NEWS DISPATCHES > The Rule Of The Gun Resurfaces In DR Congo


23 Mar 2007

Senator Jean-Pierre Bemba who lost last year’s presidential election in Congo DR is now a wanted man. He sought temporary refuge in the South African embassy in Kinshasa Thursday after militiamen loyal to him engaged in bloody clashes with Congolese government soldiers in Kinshasa. The government of Joseph Kabila is threatening to charge Jean-Pierre Bemba for treason. Bemba, a former vice president to Kabila in the transition government failed to integrate his private army into the national army in accordance with agreements signed prior to the presidential elections. The fighting has cost the lives of more than a dozen Congolese and is seen as the most serious threat yet to the country’s fragile democracy. Storage facilities of the country’s petroleum reserves were bombed and the violence disrupted the lives of people in Kinshasa, most of whom are barely scratching an existence.

 

Congo DR is a huge country with an unbelievable variety of natural resources. Congo has been an irresistible magnate to all seekers of fortune for long. Since attaining independence in 1960, the country has witnessed bouts of turmoil and suffered from the kleptomania of the regime of the late dictator Mobutu Sese Seko.
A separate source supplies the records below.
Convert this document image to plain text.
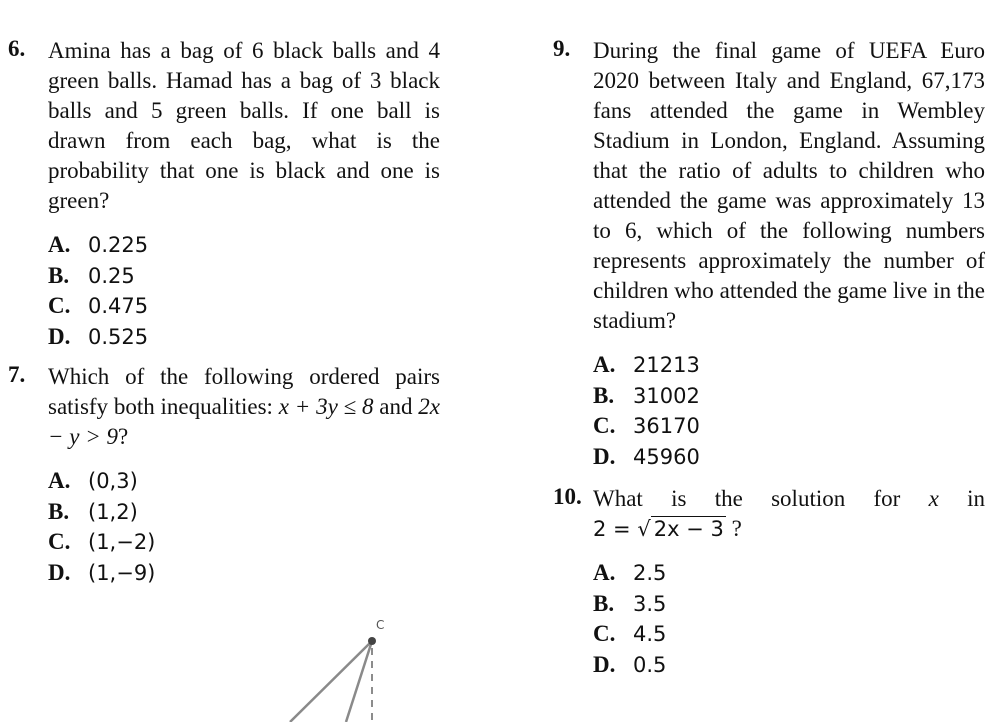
6. Amina has a bag of 6 black balls and 4 green balls. Hamad has a bag of 3 black balls and 5 green balls. If one ball is drawn from each bag, what is the probability that one is black and one is green?

A. 0.225
B. 0.25
C. 0.475
D. 0.525
7. Which of the following ordered pairs satisfy both inequalities: x + 3y ≤ 8 and 2x − y > 9?

A. (0,3)
B. (1,2)
C. (1,−2)
D. (1,−9)
C
9. During the final game of UEFA Euro 2020 between Italy and England, 67,173 fans attended the game in Wembley Stadium in London, England. Assuming that the ratio of adults to children who attended the game was approximately 13 to 6, which of the following numbers represents approximately the number of children who attended the game live in the stadium?

A. 21213
B. 31002
C. 36170
D. 45960
10. What is the solution for x in

2 = √ 2x − 3 ?

A. 2.5
B. 3.5
C. 4.5
D. 0.5
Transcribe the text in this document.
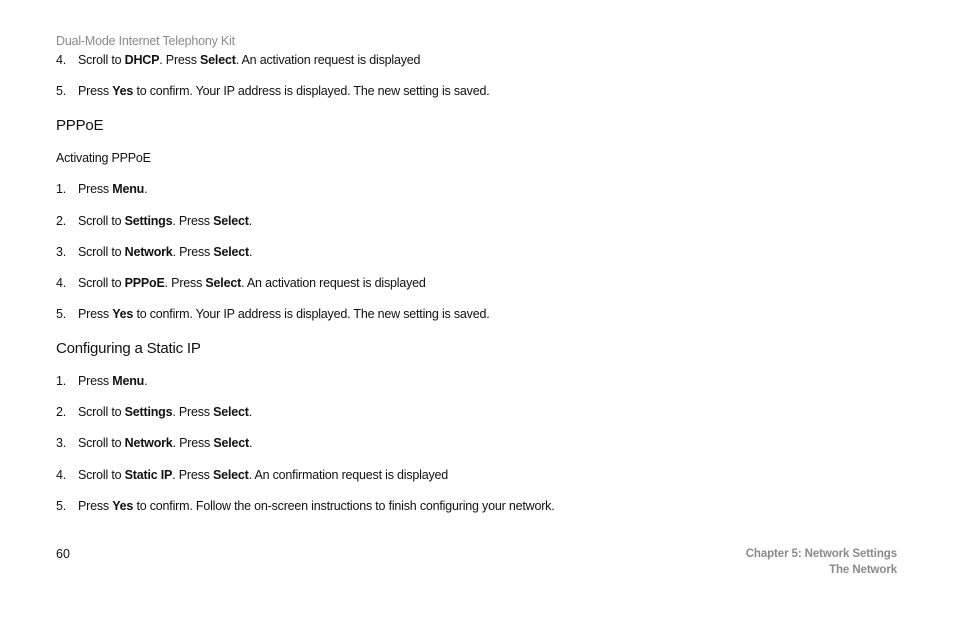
Dual-Mode Internet Telephony Kit
4. Scroll to DHCP. Press Select. An activation request is displayed
5. Press Yes to confirm. Your IP address is displayed. The new setting is saved.
PPPoE
Activating PPPoE
1. Press Menu.
2. Scroll to Settings. Press Select.
3. Scroll to Network. Press Select.
4. Scroll to PPPoE. Press Select. An activation request is displayed
5. Press Yes to confirm. Your IP address is displayed. The new setting is saved.
Configuring a Static IP
1. Press Menu.
2. Scroll to Settings. Press Select.
3. Scroll to Network. Press Select.
4. Scroll to Static IP. Press Select. An confirmation request is displayed
5. Press Yes to confirm. Follow the on-screen instructions to finish configuring your network.
60	Chapter 5: Network Settings
The Network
The situation degenerated further during the 90’s following the influx of Hutu militiamen from neighboring Rwanda after the genocide in that country. As the tottering regime of the late Mobutu came crumbling, Congolese rebels led by the late Laurent Kabila (father of current president) and backed by Rwandan Tutsis took over the country. The continuation of the Hutu-Tutsi Rwandan civil war was now taking place in Congo. When Laurent Kabila eventually fell out with his Rwandan Tutsi allies, a new front of the war was opened within Congo DR. This phase of the war sucked in seven other African countries that backed different warring camps. The enlarged war termed ‘Africa’s world war’ ended with the UN deploying a record number of peacekeeping forces to oversee the transition that led to the October 2006 elections. There are still more than 17000 ‘blue helmets’ of the UN in Congo DR today. Their presence has only reduced the incidence but has not eliminated violence and lawlessness that is particularly rife in Eastern Congo. The UN forces do not seem to deter powerful politicians like Bemba that can still turn to their old talents acquired during the years they lived as warlords.

 

The recent history of Africa is replete with examples of countries that have suffered from instability because they have natural resources, particularly diamonds.

Angola, Liberia and Sierra Leone are examples of countries that have gone through the pain of war because of diamonds. In the case of Sierra Leone, the late rebel leader Foday Sankoh preferred to be a warlord roaming around diamond fields than being the vice president of his country. He had more power and more money by controlling some of the country’s diamond wells for himself rather than being a vice president and letting them be exploited by the government. That is the biggest problem facing Congo today. Illegal mining has put a lot of money into the hands of few crafty men. These men have used the money to purchase weapons and build private armies whose members sometimes earn better than the government soldiers. Congo’s case is further complicated by the alleged involvement of highly placed officials of neighboring countries particularly Rwanda and Uganda in the illicit mining business.

 

Sensing the potential destabilizing effect on the continent if the crisis is not checked, the EU foreign policy chief, Javier Solana called on Bemba to disarm and also urged Kabila to treat opponents fairly. The UN Security Council expressed “serious concern” and the South African government has called for negotiations. DR Congo with surface area of 2,344,885 sq. km and with a population of 60m is situated in the heart of Africa and shares borders with nine countries. Kinshasa alone has a population of more than seven million people. Africa is least ready for the type of humanitarian crisis that a crumbling Congo can create given the fact that Africans already have their hands full with the problems of Sudan and Somalia. That is the more reason that Congolese leaders must demonstrate a sense of maturity and tolerance.